La facility di reverse repo della Fed di New York ha infatti visto 113 controparti depositare qualcosa come 2,554 trilioni di dollari. Record assoluto. Certo, la contemporaneità di scadenza del fine trimestre con il fine anno ha spinto le banche a parcheggiare fuori bilancio liquidità. Così come un tasso repo al 4,30% ha operato da ulteriore calamita, soprattutto con il repo del GC al di sotto di quel livello. Ma occorre prendere atto di una dinamica contemporanea, quella rappresentata dalla seconda immagine: stando alle rilevazioni di Nordea, oggi l’indice della liquidità globale è al minimo storico assoluto. Uno strapiombo. Ovvero, liquidità a picco sul mercato, ma contemporaneamente parcheggiata su livelli record overnight alla Fed di New York: uno starnuto sul rischio di controparte e l’effetto “fondo pensione inglese” è garantito. A livello globale, però.

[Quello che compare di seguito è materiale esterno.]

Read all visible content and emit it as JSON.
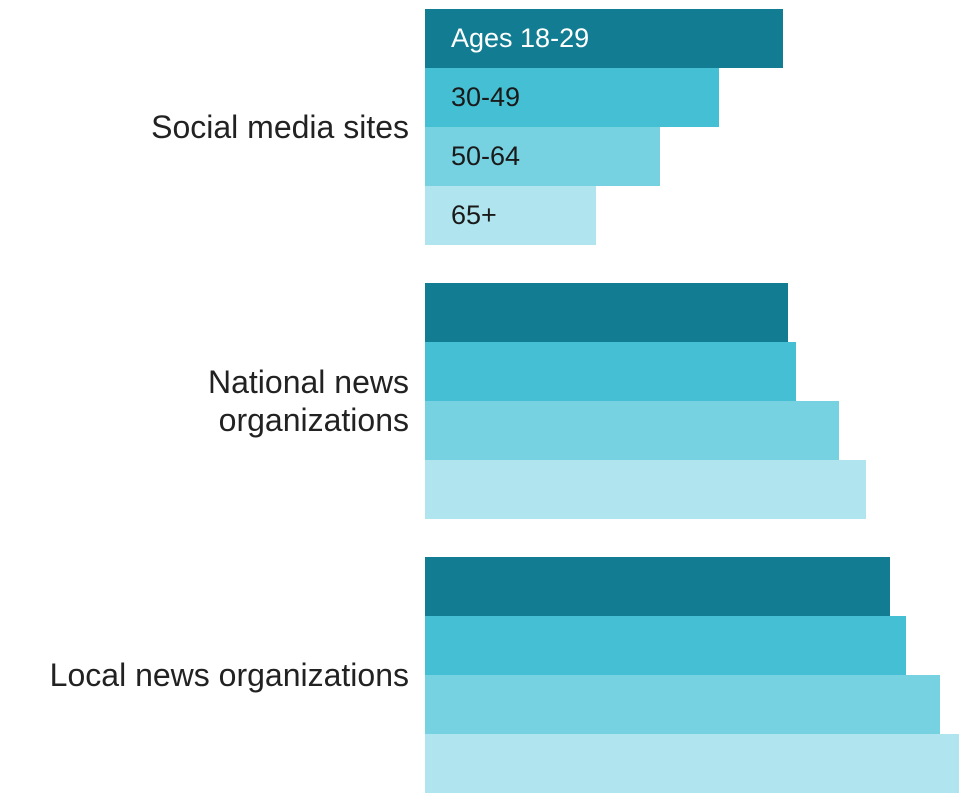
{
  "chart_data": {
    "type": "bar",
    "orientation": "horizontal",
    "title": "",
    "xlabel": "",
    "ylabel": "",
    "categories": [
      "Social media sites",
      "National news organizations",
      "Local news organizations"
    ],
    "category_lines": [
      [
        "Social media sites"
      ],
      [
        "National news",
        "organizations"
      ],
      [
        "Local news organizations"
      ]
    ],
    "series": [
      {
        "name": "Ages 18-29",
        "values": [
          67,
          68,
          87
        ],
        "color": "#127d92"
      },
      {
        "name": "30-49",
        "values": [
          55,
          69.5,
          90
        ],
        "color": "#45bfd3"
      },
      {
        "name": "50-64",
        "values": [
          44,
          77.5,
          96.5
        ],
        "color": "#76d1e1"
      },
      {
        "name": "65+",
        "values": [
          32,
          82.5,
          100
        ],
        "color": "#b0e4ee"
      }
    ],
    "xlim": [
      0,
      100
    ],
    "grid": false,
    "legend": "inline-first-group"
  }
}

Se non ci fosse la convinzione di una Fed che bluffa, si continuerebbe a correre – quotidianamente – un rischio simile, in nome di un interesse “di parcheggio” risk-free milionario ma non certo esiziale? Se sì, siamo davvero al fondo del barile, al last hurrah, all’ultimo giro di valzer sul Titanic del Qe permanente. Altrimenti, forse il rally in atto può avere delle basi reali, un costrutto che – comunque sia – trova sottostante nella certezza di un prestatore di ultima istanza che, in un modo o nell’altro, tornerà operativo. Ma proprio per questo, il rischio di un mismatch tra politiche monetarie e fiscali resta alto. Negli Usa come in Europa. E qualcuno potrebbe finire sull’altare. In versione agnello sacrificale.

In tal senso, quindi, attenzione a quel movimento al ribasso del nostro spread. Come già anticipato nell’articolo di ieri, il rischio di fraintendimento del dato inflattivo in calo in Germania, Francia e Spagna e di una sua prezzatura unidirezionale verso una fine del ciclo rialzista delle Banche centrali appare la minaccia più seria e immediata alla stabilità di mercato. Perché la profondità della crisi di fronte a noi è testimoniata, al di là dai toni apparentemente improntati alla rassicurazione di Powell e Lagarde, proprio da quei segnali di tensione su due colossi retail formalmente con tempra e bilanci di Teflon con Amazon e Zalando.

Se chi è uscito rafforzato nei numeri e nella posizione dominante dall’inferno del lockdown e della crisi sulla supply chain si ritrova a fare i conti con tagli occupazionali e un mercato che scommette allo scoperto, quale deve essere l’approccio? Come vedete, una matrjoska di variabili. La condizione peggiore in assoluto, poiché capace di mutare drasticamente in tempi rapidissimi. E, quindi, necessitante una classe dirigente con riflessi pronti e capacità di reazione da primato.

Chiudendo la finestra globale e concentrandoci sul salotto di casa nostra, un Governo che passa metà del suo tempo a criticare la Bce, oltretutto proseguendo nell’unicum di un ministro della Difesa che sembra parlare a nome di Bankitalia e Mef, sarà in grado di gestire una simile situazione di contingenza? La quale, meglio essere chiari, durerà mesi e non settimane. Oppure quella profezia del Financial Times traeva spunto e forza proprio dalla conclamata incompetenza al riguardo, testimoniata da un atteggiamento di contrapposizione puerile e controproducente?

Per una volta, il redde rationem con la realtà sarebbe meglio che attendesse. Perché il rischio è davvero quello di un avvitamento della situazione su se stessa, dopo un breve ma traumatico stallo. E, come avrete notato, l’economia appare sparita dai radar di palazzo Chigi. Quando però smetterà di bussare e suonare alla porta e deciderà di sfondarla, meglio che nessuno stia simbolicamente guardando dallo spioncino. Perché potrebbe rimanere schiacciato. O forse sarà il Covid a togliere ancora una volta le castagne dal fuoco, rimettendo il mondo in stand-by? Italia giocoforza in testa.